Sie hatte den Olymp der Singer/Songwriterinnen erklommen. Aber das Dasein einer umwölkten Legendengestalt bekam ihr nicht. Sie entschwand. Was ist passiert, dass Rickie Lee Jones, die neben Joni Mitchell wichtigste Musikerin ihrer Generation, mit einem Album auf die Erde zurückkehrt, das außergewöhnlich ist, obwohl sie es nicht selbst geschrieben hat?

Vielleicht liegt das Geheimnis in dem rührend simplen Auftakt-Riff, mit dem „The Sermon on Exposition Boulevard“ anhebt. Achteltöne, schleppend aus den Saiten einer E-Gitarre geschlagen, geben den Rhythmus vor, den schon bald eine zweite düstere Gitarre und der Rest einer kleinen Band ergänzen. Drei Akkorde. Mitten im Takt fällt plötzlich Rickie Lee Jones helle, wiehernde Sirenenstimme über sie her. „For a thousand years I lay upon ... “, klagt sie und reiht rätselhafte Bilder von umherirrenden Seelen, flüssigem Asphalt und Menschen aneinander, die sie vergessen haben. „Now I walk among them and I see them, and I open up my wrists and nobody knows my name...I look at you. Do you know my name? Say it...do you know my name? Do you know my name?“ Man muss nicht jedes Wort verstehen, um zu begreifen, dass es sich um eine Séance handelt. Für drei Minuten versetzt sich die Sängerin in Jesus, der aus einem zeitlosen Schlaf erwachend nicht mehr weiß, wer er ist.

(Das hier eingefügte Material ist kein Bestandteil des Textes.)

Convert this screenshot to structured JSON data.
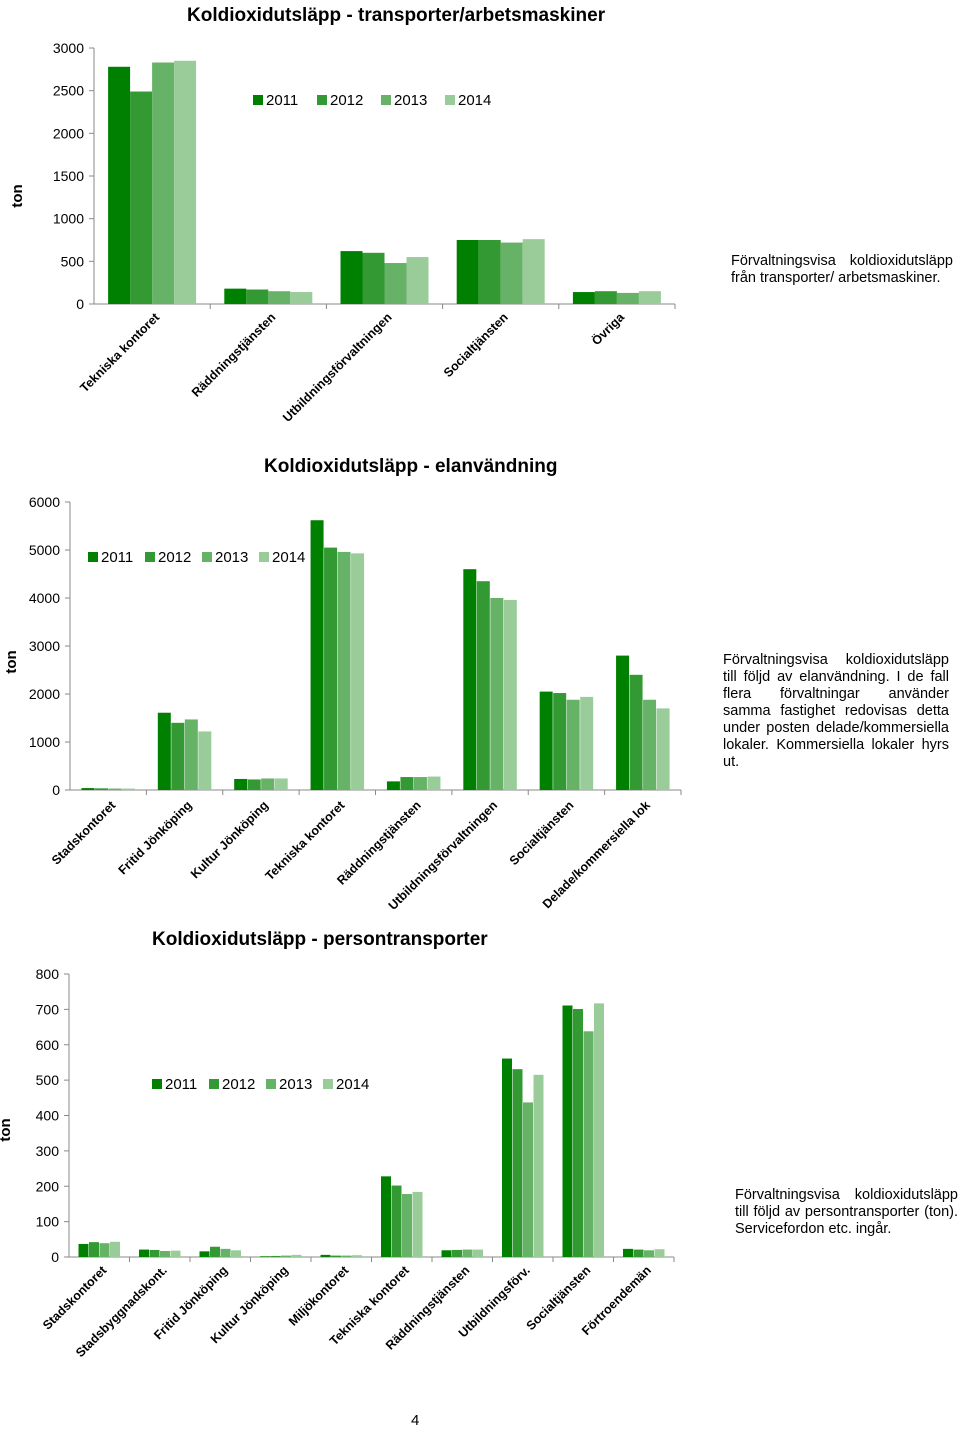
{
  "page": {
    "number": "4"
  },
  "chart_data": [
    {
      "type": "bar",
      "title": "Koldioxidutsläpp - transporter/arbetsmaskiner",
      "ylabel": "ton",
      "ylim": [
        0,
        3000
      ],
      "yticks": [
        0,
        500,
        1000,
        1500,
        2000,
        2500,
        3000
      ],
      "grid": false,
      "legend": "top-center",
      "categories": [
        "Tekniska kontoret",
        "Räddningstjänsten",
        "Utbildningsförvaltningen",
        "Socialtjänsten",
        "Övriga"
      ],
      "series": [
        {
          "name": "2011",
          "color": "#008000",
          "values": [
            2780,
            180,
            620,
            750,
            140
          ]
        },
        {
          "name": "2012",
          "color": "#339933",
          "values": [
            2490,
            170,
            600,
            750,
            150
          ]
        },
        {
          "name": "2013",
          "color": "#66b266",
          "values": [
            2830,
            150,
            480,
            720,
            130
          ]
        },
        {
          "name": "2014",
          "color": "#99cc99",
          "values": [
            2850,
            140,
            550,
            760,
            150
          ]
        }
      ]
    },
    {
      "type": "bar",
      "title": "Koldioxidutsläpp - elanvändning",
      "ylabel": "ton",
      "ylim": [
        0,
        6000
      ],
      "yticks": [
        0,
        1000,
        2000,
        3000,
        4000,
        5000,
        6000
      ],
      "grid": false,
      "legend": "top-left",
      "categories": [
        "Stadskontoret",
        "Fritid Jönköping",
        "Kultur Jönköping",
        "Tekniska kontoret",
        "Räddningstjänsten",
        "Utbildningsförvaltningen",
        "Socialtjänsten",
        "Delade/kommersiella lok"
      ],
      "series": [
        {
          "name": "2011",
          "color": "#008000",
          "values": [
            40,
            1610,
            230,
            5620,
            180,
            4600,
            2050,
            2800
          ]
        },
        {
          "name": "2012",
          "color": "#339933",
          "values": [
            35,
            1400,
            220,
            5050,
            270,
            4350,
            2020,
            2400
          ]
        },
        {
          "name": "2013",
          "color": "#66b266",
          "values": [
            30,
            1470,
            240,
            4960,
            270,
            4000,
            1880,
            1880
          ]
        },
        {
          "name": "2014",
          "color": "#99cc99",
          "values": [
            30,
            1220,
            240,
            4930,
            280,
            3960,
            1940,
            1700
          ]
        }
      ]
    },
    {
      "type": "bar",
      "title": "Koldioxidutsläpp - persontransporter",
      "ylabel": "ton",
      "ylim": [
        0,
        800
      ],
      "yticks": [
        0,
        100,
        200,
        300,
        400,
        500,
        600,
        700,
        800
      ],
      "grid": false,
      "legend": "center",
      "categories": [
        "Stadskontoret",
        "Stadsbyggnadskont.",
        "Fritid Jönköping",
        "Kultur Jönköping",
        "Miljökontoret",
        "Tekniska kontoret",
        "Räddningstjänsten",
        "Utbildningsförv.",
        "Socialtjänsten",
        "Förtroendemän"
      ],
      "series": [
        {
          "name": "2011",
          "color": "#008000",
          "values": [
            37,
            21,
            16,
            2,
            6,
            228,
            19,
            561,
            711,
            23
          ]
        },
        {
          "name": "2012",
          "color": "#339933",
          "values": [
            42,
            20,
            29,
            3,
            4,
            202,
            20,
            531,
            701,
            21
          ]
        },
        {
          "name": "2013",
          "color": "#66b266",
          "values": [
            39,
            17,
            23,
            4,
            4,
            178,
            21,
            437,
            638,
            19
          ]
        },
        {
          "name": "2014",
          "color": "#99cc99",
          "values": [
            43,
            18,
            19,
            6,
            5,
            184,
            21,
            515,
            717,
            22
          ]
        }
      ]
    }
  ],
  "descriptions": [
    "Förvaltningsvisa koldioxidutsläpp från transporter/ arbetsmaskiner.",
    "Förvaltningsvisa koldioxidutsläpp till följd av elanvändning. I de fall flera förvaltningar använder samma fastighet redovisas detta under posten delade/kommersiella lokaler. Kommersiella lokaler hyrs ut.",
    "Förvaltningsvisa koldioxidutsläpp till följd av persontransporter (ton). Servicefordon etc. ingår."
  ]
}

Tatsächlich stellt „Nobody Knows My Name“ eine Art Initialzündung dar. Rickie Lee Jones war im Sommer 2005 zum Exposition Boulevard in Culver City gereist, wo sie Passagen aus dem Buch eines Freundes vorlesen sollte. Der jüdische Fotograf, Autor und Weltenbummler Lee Cantelon hatte eine Neufassung der Botschaften von Christus geschrieben („The Words of Jesus“), die er mit prominenter Hilfe zu einem Hörbuch machen wollte. Rickie Lee Jones sprach ein paar Sätze und meinte: „Das funktioniert für mich nicht.“ Sie wolle lieber singen, sagte die Frau, deren Wahlspruch einmal „We live on the jazz side of life“ verhieß. Als sich die Studiotür hinter ihr schloss, muss etwas von diesem jazzigen Wagemut von ihr Besitz ergriffen haben. Rickie Lee Jones verfiel in einen improvisierten, eruptiv-mäandernden Sprechgesang, der die Verzweiflung von Jahrhunderten zu schultern schien und gleichzeitig abschüttelte. Sie brauchte dreieinhalb Minuten, um das Projekt an sich zu reißen.

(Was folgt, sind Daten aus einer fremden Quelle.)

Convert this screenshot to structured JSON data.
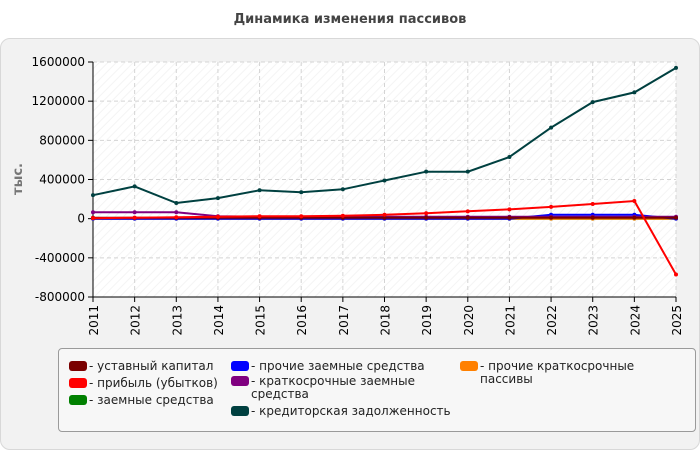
{
  "chart_data": {
    "type": "line",
    "title": "Динамика изменения пассивов",
    "xlabel": "",
    "ylabel": "тыс.",
    "x": [
      "2011",
      "2012",
      "2013",
      "2014",
      "2015",
      "2016",
      "2017",
      "2018",
      "2019",
      "2020",
      "2021",
      "2022",
      "2023",
      "2024",
      "2025"
    ],
    "ylim": [
      -800000,
      1600000
    ],
    "yticks": [
      -800000,
      -400000,
      0,
      400000,
      800000,
      1200000,
      1600000
    ],
    "ytick_labels": [
      "-800000",
      "-400000",
      "0",
      "400000",
      "800000",
      "1200000",
      "1600000"
    ],
    "grid": true,
    "legend_position": "bottom",
    "series": [
      {
        "name": "уставный капитал",
        "color": "#7a0000",
        "values": [
          10000,
          10000,
          10000,
          10000,
          10000,
          10000,
          10000,
          10000,
          10000,
          10000,
          10000,
          10000,
          10000,
          10000,
          10000
        ]
      },
      {
        "name": "прибыль (убытков)",
        "color": "#ff0000",
        "values": [
          5000,
          10000,
          15000,
          20000,
          25000,
          25000,
          30000,
          40000,
          55000,
          75000,
          95000,
          120000,
          150000,
          180000,
          -570000
        ]
      },
      {
        "name": "заемные средства",
        "color": "#008000",
        "values": [
          0,
          0,
          0,
          0,
          0,
          0,
          0,
          0,
          0,
          0,
          0,
          0,
          0,
          0,
          0
        ]
      },
      {
        "name": "прочие заемные средства",
        "color": "#0000ff",
        "values": [
          0,
          0,
          0,
          0,
          0,
          0,
          0,
          0,
          0,
          0,
          0,
          40000,
          40000,
          40000,
          0
        ]
      },
      {
        "name": "краткосрочные заемные средства",
        "color": "#800080",
        "values": [
          65000,
          65000,
          65000,
          25000,
          20000,
          20000,
          20000,
          20000,
          20000,
          20000,
          20000,
          20000,
          20000,
          20000,
          20000
        ]
      },
      {
        "name": "кредиторская задолженность",
        "color": "#004040",
        "values": [
          240000,
          330000,
          160000,
          210000,
          290000,
          270000,
          300000,
          390000,
          480000,
          480000,
          630000,
          930000,
          1190000,
          1290000,
          1540000
        ]
      },
      {
        "name": "прочие краткосрочные пассивы",
        "color": "#ff8000",
        "values": [
          0,
          0,
          0,
          0,
          0,
          0,
          0,
          0,
          0,
          0,
          0,
          0,
          0,
          0,
          0
        ]
      }
    ]
  },
  "legend": {
    "entries": [
      {
        "label": "- уставный капитал",
        "color": "#7a0000"
      },
      {
        "label": "- прибыль (убытков)",
        "color": "#ff0000"
      },
      {
        "label": "- заемные средства",
        "color": "#008000"
      },
      {
        "label": "- прочие заемные средства",
        "color": "#0000ff"
      },
      {
        "label": "- краткосрочные заемные средства",
        "color": "#800080"
      },
      {
        "label": "- кредиторская задолженность",
        "color": "#004040"
      },
      {
        "label": "- прочие краткосрочные пассивы",
        "color": "#ff8000"
      }
    ]
  }
}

Danach gab es mehr Fragen als Antworten. Wie sollte es weitergehen? Cantelon entschloss sich, lieber eine Rickie-Lee-Jones-Platte zu machen, als am Jesus- Sprech festzuhalten – und lud alle anderen Teilnehmer wieder aus. Er und sein Kompagnon, der Gitarrist Peter Atanasoff, nahmen sieben Songs mit Jones auf. Und als das Projekt ins Stocken geriet, wandte sich die Sängerin, der es längst um eine Herzensangelegenheit ging, an den Starproduzenten Rob Schnapf. Mit dessen Hilfe brachte sie das krude kleine Low-Budget-Werk zuende und mit „Falling Up“, „It Hurts“ und „Circles In The Sand“ sogar ein paar fantastisch eingängige Popsongs zustande.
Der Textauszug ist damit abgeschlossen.